Number Base Converter
Convert numbers between binary, octal, decimal, and hexadecimal instantly.
About this tool
Positional number systems represent values using a fixed number of symbols (the base, or radix) where each position has a weight equal to a power of the base. Decimal (base 10) uses digits 0–9. Binary (base 2) uses only 0 and 1 — the natural language of digital electronics, where each digit represents one bit. Octal (base 8) uses digits 0–7 and was historically common in Unix systems for representing file permissions. Hexadecimal (base 16) uses digits 0–9 and letters A–F, providing a compact representation of binary data.
The relationship between binary and hexadecimal is particularly useful: each hex digit corresponds to exactly 4 binary bits (a nibble), and each byte (8 bits) corresponds to exactly 2 hex digits. This makes hexadecimal the standard for expressing memory addresses, color values, hash outputs, and binary protocol data — it is far more compact and readable than binary while maintaining a direct mapping.
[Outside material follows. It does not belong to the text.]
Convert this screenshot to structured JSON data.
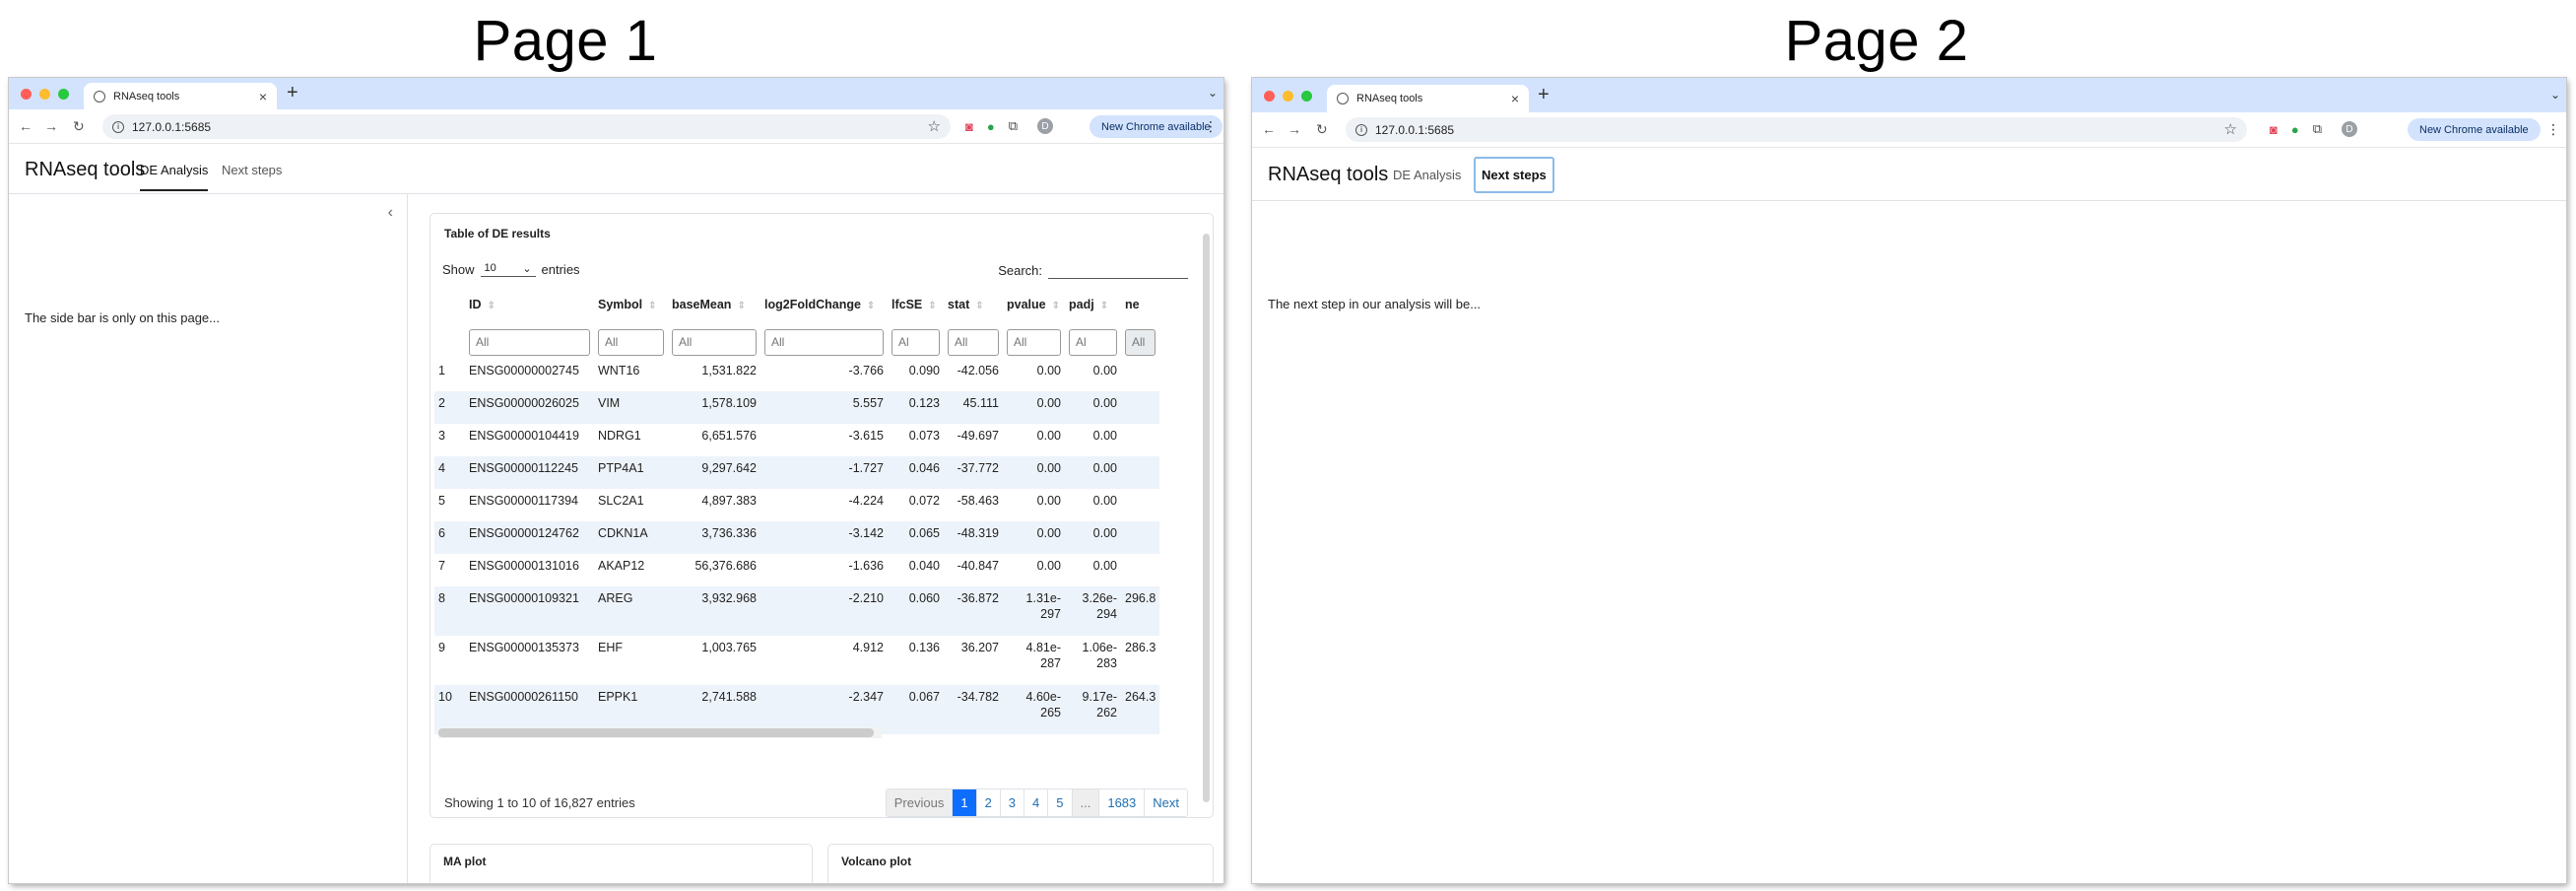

To convert from any base to decimal, multiply each digit by the base raised to its position power (rightmost position is 0) and sum the results. For example, binary 1011 = 1×8 + 0×4 + 1×2 + 1×1 = 11. To convert from decimal to another base, repeatedly divide by the target base and collect the remainders from bottom to top. Understanding base conversion is fundamental to low-level programming, network addressing, and debugging binary protocols.